I primi quattro scontri si giocano a cavallo del secondo conflitto mondiale.

E’ il 27 febbraio 1938 quando la Samb di Lucio Palestini fa sua la gara al “Ballarin” contro l’ Interamnia Teramo, 3-0.

Sugli scudi il forte portiere locale Pietro Cosignani (futuro suocero di un altro grande rossoblu, Nicola Ripa) che para un calcio di rigore battuto da Stante.

Nonostante l’assenza del terzino Giovanni Calabresi la Samb ottiene il successo grazie alle reti nella ripresa di Assenti (detto “muse nere”) dopo 10’, di Ulissi di testa un minuto dopo e di “litturina” Lazzari a venti minuti dal termine che batte di testa l’estremo difensore teramano Guizzardi.

L’11 ottobre 1940 gli abruzzesi vincono 2-1, in una stagione sfortunata per i rossoblù che, a causa della guerra, per la limitatezza dei mezzi economici e per la chiamata alle armi, devono abbandonare il torneo.

Dopo la fine del conflitto i rossoblù collezionano due vittorie: 1-0 in quella del 9 febbraio 1947 quando allenati da Antonio Moretti stabiliscono un record imbattibile, quello di vincere TUTTE le gare in casa; e quella del 1° febbraio 1948 3-0 con le reti di Di Teodoro al 35pt, Flammini all’8st, e di Ferrari al 35st che realizza dopo un fraseggio con l’allenatore-giocatore Alfredo Notti.

L’incontro si gioca sotto una leggera pioggia e vede il ritorno in campo, dopo un lungo infortunio, di Marcello Flammini.

In quella valorosa squadra ci sono anche Poliandri, Taffoni, Brignone e Paci “Barò”.

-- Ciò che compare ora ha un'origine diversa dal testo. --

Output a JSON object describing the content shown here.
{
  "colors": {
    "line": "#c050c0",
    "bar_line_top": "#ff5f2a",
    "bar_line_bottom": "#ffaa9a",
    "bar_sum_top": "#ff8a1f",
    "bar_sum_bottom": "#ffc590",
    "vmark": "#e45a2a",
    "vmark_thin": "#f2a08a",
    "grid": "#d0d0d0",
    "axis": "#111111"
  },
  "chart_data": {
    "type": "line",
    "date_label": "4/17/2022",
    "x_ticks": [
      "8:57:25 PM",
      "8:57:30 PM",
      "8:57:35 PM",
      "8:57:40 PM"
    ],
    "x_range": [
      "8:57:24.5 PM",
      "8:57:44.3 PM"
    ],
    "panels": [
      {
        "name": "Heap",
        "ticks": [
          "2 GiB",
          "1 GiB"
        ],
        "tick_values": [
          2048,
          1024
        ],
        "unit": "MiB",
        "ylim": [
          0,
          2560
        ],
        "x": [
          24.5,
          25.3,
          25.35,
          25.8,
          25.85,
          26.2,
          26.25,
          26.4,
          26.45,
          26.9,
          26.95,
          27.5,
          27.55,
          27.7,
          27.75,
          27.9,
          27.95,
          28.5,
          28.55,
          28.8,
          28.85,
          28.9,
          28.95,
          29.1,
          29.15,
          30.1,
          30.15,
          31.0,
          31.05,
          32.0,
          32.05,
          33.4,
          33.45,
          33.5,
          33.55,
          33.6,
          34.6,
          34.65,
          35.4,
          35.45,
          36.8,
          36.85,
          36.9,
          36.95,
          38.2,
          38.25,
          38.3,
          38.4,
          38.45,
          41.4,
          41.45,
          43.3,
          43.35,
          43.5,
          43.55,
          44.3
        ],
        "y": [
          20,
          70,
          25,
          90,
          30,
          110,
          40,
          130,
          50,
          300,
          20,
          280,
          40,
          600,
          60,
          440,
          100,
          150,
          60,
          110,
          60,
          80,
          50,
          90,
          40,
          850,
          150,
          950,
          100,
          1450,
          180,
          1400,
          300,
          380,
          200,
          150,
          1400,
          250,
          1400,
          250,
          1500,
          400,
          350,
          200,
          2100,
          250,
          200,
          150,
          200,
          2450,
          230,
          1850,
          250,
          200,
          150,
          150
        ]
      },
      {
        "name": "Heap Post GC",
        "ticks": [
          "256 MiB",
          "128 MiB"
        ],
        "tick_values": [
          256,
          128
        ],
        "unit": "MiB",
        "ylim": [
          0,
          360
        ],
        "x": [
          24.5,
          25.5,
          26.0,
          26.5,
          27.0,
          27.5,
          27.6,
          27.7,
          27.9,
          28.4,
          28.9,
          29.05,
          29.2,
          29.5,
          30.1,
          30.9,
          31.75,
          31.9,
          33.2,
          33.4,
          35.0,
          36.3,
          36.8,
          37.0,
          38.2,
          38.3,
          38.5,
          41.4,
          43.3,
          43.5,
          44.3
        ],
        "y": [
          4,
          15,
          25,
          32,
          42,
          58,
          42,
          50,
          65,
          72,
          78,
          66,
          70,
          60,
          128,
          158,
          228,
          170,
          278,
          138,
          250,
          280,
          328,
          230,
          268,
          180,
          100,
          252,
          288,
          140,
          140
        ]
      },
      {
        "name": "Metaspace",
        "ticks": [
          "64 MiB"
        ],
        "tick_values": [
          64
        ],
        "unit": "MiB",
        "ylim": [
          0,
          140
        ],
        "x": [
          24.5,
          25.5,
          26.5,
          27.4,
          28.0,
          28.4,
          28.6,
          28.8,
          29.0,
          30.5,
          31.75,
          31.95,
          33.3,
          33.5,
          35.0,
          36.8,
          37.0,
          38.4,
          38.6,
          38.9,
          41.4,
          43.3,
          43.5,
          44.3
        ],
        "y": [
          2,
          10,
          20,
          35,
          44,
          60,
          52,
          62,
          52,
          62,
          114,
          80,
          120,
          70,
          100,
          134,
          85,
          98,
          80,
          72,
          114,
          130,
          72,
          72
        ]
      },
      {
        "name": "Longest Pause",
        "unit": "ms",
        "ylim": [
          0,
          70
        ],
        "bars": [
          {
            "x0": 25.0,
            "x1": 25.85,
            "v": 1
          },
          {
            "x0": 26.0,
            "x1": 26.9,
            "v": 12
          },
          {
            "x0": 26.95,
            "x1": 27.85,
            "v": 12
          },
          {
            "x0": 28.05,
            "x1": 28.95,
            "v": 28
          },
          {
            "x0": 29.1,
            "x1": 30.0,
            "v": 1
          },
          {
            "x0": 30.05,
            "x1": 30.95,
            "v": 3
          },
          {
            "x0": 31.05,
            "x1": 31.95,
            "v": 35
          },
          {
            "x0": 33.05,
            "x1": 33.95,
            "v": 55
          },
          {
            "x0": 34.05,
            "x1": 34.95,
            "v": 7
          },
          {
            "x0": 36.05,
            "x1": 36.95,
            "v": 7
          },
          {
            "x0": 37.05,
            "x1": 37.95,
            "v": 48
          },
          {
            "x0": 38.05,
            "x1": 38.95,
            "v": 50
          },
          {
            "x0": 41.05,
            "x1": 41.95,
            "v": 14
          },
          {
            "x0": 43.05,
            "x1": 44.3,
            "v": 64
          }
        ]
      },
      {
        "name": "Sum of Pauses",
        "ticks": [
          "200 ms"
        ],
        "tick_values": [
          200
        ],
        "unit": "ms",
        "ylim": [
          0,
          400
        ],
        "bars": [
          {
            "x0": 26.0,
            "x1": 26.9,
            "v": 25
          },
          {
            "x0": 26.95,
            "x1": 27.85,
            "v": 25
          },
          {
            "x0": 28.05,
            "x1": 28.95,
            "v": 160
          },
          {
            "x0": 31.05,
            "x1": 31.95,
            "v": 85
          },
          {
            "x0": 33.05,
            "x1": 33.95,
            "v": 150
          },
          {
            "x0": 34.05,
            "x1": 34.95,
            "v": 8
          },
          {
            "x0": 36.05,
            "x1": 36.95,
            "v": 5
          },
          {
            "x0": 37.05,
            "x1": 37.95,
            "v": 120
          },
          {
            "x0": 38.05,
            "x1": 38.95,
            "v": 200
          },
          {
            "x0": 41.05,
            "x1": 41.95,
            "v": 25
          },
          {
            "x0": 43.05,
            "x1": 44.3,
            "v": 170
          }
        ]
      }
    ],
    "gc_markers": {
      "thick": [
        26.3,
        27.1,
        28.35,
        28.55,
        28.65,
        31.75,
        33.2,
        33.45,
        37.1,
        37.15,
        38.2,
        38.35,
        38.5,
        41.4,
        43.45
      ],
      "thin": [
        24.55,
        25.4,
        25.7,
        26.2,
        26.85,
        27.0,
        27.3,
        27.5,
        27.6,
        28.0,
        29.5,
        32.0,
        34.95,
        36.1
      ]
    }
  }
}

Si dovranno attendere più di 43 anni per dare vita ad un altro scontro.

14 settembre 1980 – Coppa Italia serie C – Samb-Teramo. In piedi da sx: Zenga, Bogoni, Bacci, Cavazzini, Corvasce, Cagni. Accosciati da sx: Ceccarelli, Massi, Perrotta, Ranieri, Speggiorin Fabiano.

E’ il 24 marzo 1991 quando Samb e Teramo s’incontrano per la prima volta al “Riviera delle Palme”.

Siamo nel torneo di C2 vinto dal Chieti e dai rossoblù di mister Giorgio Rumignani.

I biancorossi di Gigi Del Neri in panca, lottano per la promozione e bloccano gli attacchi di Alvaro Zian e Pasqualino Minuti costringendo i marchigiani al pareggio ad “occhiali”, 0-0.

Passano altri 10 anni, ancora in C2, nella stagione che culmina con la promozione in C1 conquistata a Parma contro il Brescello.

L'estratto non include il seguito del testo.